DIY Faux Roman Shades
**This post may contain affiliate links that are of no additional cost to you, but allows me to buy more drop cloths.**
The inspector who looked at our house before we bought it, said that we may want to think about replacing our kitchen window because the top part was a little cloudy. He said that it didn’t appear to have any cracks or be leaking any air, just more something to think about. Right now it’s on the list of home improvements, but I’ll be honest, it’s not really at the top of the list. This window also lets in a good amount of light, but sometimes too much light. Like blinding, you walked in front of headlights, kind of bright. That’s when I got the bright idea, get it, to put up curtains, but I wasn’t sure I wanted to fully commit.
In our master bedroom I used drop cloths to make really long and inexpensive curtains. Each panel was about $13 a piece and I had plenty of left over fabric after I hemmed the bedroom curtains to the length I needed. What was included in this left over fabric, were three “finished” or already sewn sides. I thought about making a valance, but my husband thought that maybe a roman shade would look better. (I know you may be shocked, but honestly hubby knows a lot about decor. That and he discovered Pinterest last year.) Knowing that we would never pull it down because there is a wooded area outside the window, I decided to go for the look of a roman shade instead. I’ve seen tutorials where people have cut apart blinds and attached fabric, but this particular window had no window treatments at all. Not sure if this window treatment would be the answer we were looking for, I decided to go with an idea that was faux and less commital. Since I didn’t want to screw anything into the trim or the walls, our answer would lie with tension rods.

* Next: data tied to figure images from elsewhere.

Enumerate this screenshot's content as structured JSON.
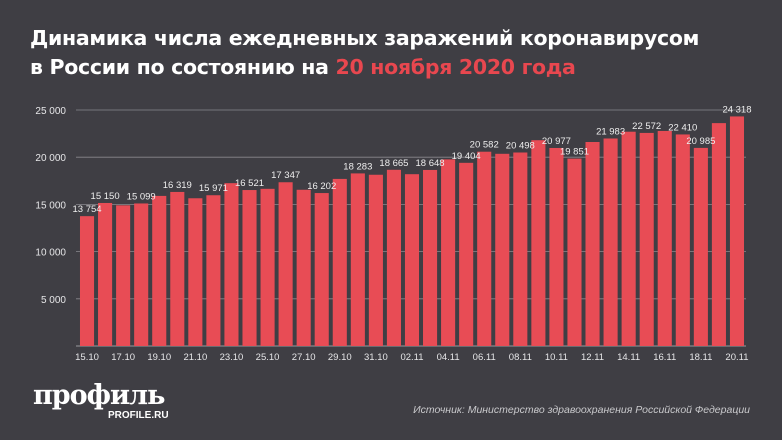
{
  "title": {
    "line1": "Динамика числа ежедневных заражений коронавирусом",
    "line2_prefix": "в России по состоянию на ",
    "line2_highlight": "20 ноября 2020 года"
  },
  "colors": {
    "background": "#3f3e44",
    "bar": "#e84c55",
    "highlight": "#e8474f",
    "text": "#ffffff"
  },
  "chart_data": {
    "type": "bar",
    "title": "Динамика числа ежедневных заражений коронавирусом в России по состоянию на 20 ноября 2020 года",
    "xlabel": "",
    "ylabel": "",
    "ylim": [
      0,
      25000
    ],
    "yticks": [
      5000,
      10000,
      15000,
      20000,
      25000
    ],
    "ytick_labels": [
      "5 000",
      "10 000",
      "15 000",
      "20 000",
      "25 000"
    ],
    "grid": true,
    "categories": [
      "15.10",
      "16.10",
      "17.10",
      "18.10",
      "19.10",
      "20.10",
      "21.10",
      "22.10",
      "23.10",
      "24.10",
      "25.10",
      "26.10",
      "27.10",
      "28.10",
      "29.10",
      "30.10",
      "31.10",
      "01.11",
      "02.11",
      "03.11",
      "04.11",
      "05.11",
      "06.11",
      "07.11",
      "08.11",
      "09.11",
      "10.11",
      "11.11",
      "12.11",
      "13.11",
      "14.11",
      "15.11",
      "16.11",
      "17.11",
      "18.11",
      "19.11",
      "20.11"
    ],
    "xtick_labels": [
      "15.10",
      "17.10",
      "19.10",
      "21.10",
      "23.10",
      "25.10",
      "27.10",
      "29.10",
      "31.10",
      "02.11",
      "04.11",
      "06.11",
      "08.11",
      "10.11",
      "12.11",
      "14.11",
      "16.11",
      "18.11",
      "20.11"
    ],
    "values": [
      13754,
      15150,
      14900,
      15099,
      15900,
      16319,
      15650,
      15971,
      17250,
      16521,
      16650,
      17347,
      16550,
      16202,
      17700,
      18283,
      18140,
      18665,
      18200,
      18648,
      19770,
      19404,
      20582,
      20360,
      20498,
      21800,
      20977,
      19851,
      21610,
      21983,
      22700,
      22572,
      22780,
      22410,
      20985,
      23610,
      24318
    ],
    "data_labels": [
      "13 754",
      "15 150",
      "",
      "15 099",
      "",
      "16 319",
      "",
      "15 971",
      "",
      "16 521",
      "",
      "17 347",
      "",
      "16 202",
      "",
      "18 283",
      "",
      "18 665",
      "",
      "18 648",
      "",
      "19 404",
      "20 582",
      "",
      "20 498",
      "",
      "20 977",
      "19 851",
      "",
      "21 983",
      "",
      "22 572",
      "",
      "22 410",
      "20 985",
      "",
      "24 318"
    ]
  },
  "logo": {
    "main": "профиль",
    "sub": "PROFILE.RU"
  },
  "source": "Источник: Министерство здравоохранения Российской Федерации"
}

First thing I did was measure the length and the width of the window. Unfortunately, but no big deal, I could only use two of the three finished edges as the window wasn’t as wide as the fabric. I already knew that I was going to have to sew a pocket at the top of the fabric for the tension rod to slide through and hold the fabric up. To account for the pocket, I added 2 inches to the length of the fabric. To make the finished edge of the width, I added an extra inch, and I cut the fabric according to those two measurements.
For the width, I folded the fabric over 1/2 of an inch and ironed the fabric into place. I then folded the fabric over another 1/2 of an inch and again ironed the fabric. This made a crisp edge and looked just like the other side of the fabric.
With the length, I folded the fabric over 1/2 of an inch and then again 1 full inch to make the pocket big enough for the tension rod to slide through. I used my sewing machine to do a straight stitch on both folded pieces to give the fabric a finished look.
If you don’t have a sewing machine, you can still do the above steps, but instead you can use seam tape to bond the fabric together. You won’t have a finished sewn edge, but unless someone is right up on your curtains, they’re not going to notice this missing piece. Your secret is safe with me. 😉
For this project I needed a total of 4 tension rods. To do the installation I slid one of the tension rods into the pocket and placed it into the widow to check and make sure there were no issues with the fabric to reaching the other side or that I wouldn’t have enough fabric to do the next steps. Once everything was fine, I added three additional tension rods spaced evenly, or as close to evenly, apart.
Using a hand on either side of the fabric, I pulled it until it draped just over the first rod at a length that I liked. I continued working my way down to the next two rods pulling and draping the fabric over the rods. I left a little bit of fabric hanging at the end. I’m not gonna lie, I was very pleased with the way it turned out and I loved that there was still a decent amount of light that could still get through the fabric.
You don’t have to use drop cloths, you could use any other type of fabric that matches your decor better. I just chose the drop cloth because I liked the way it looked in our bedroom and I already had it on hand. All in total I only had to invest about an additional $12 for all the tension rods. Purchasing a real roman shade could cost you well over $100. If we decide that we don’t like this style after all, I can just take it down, no big deal.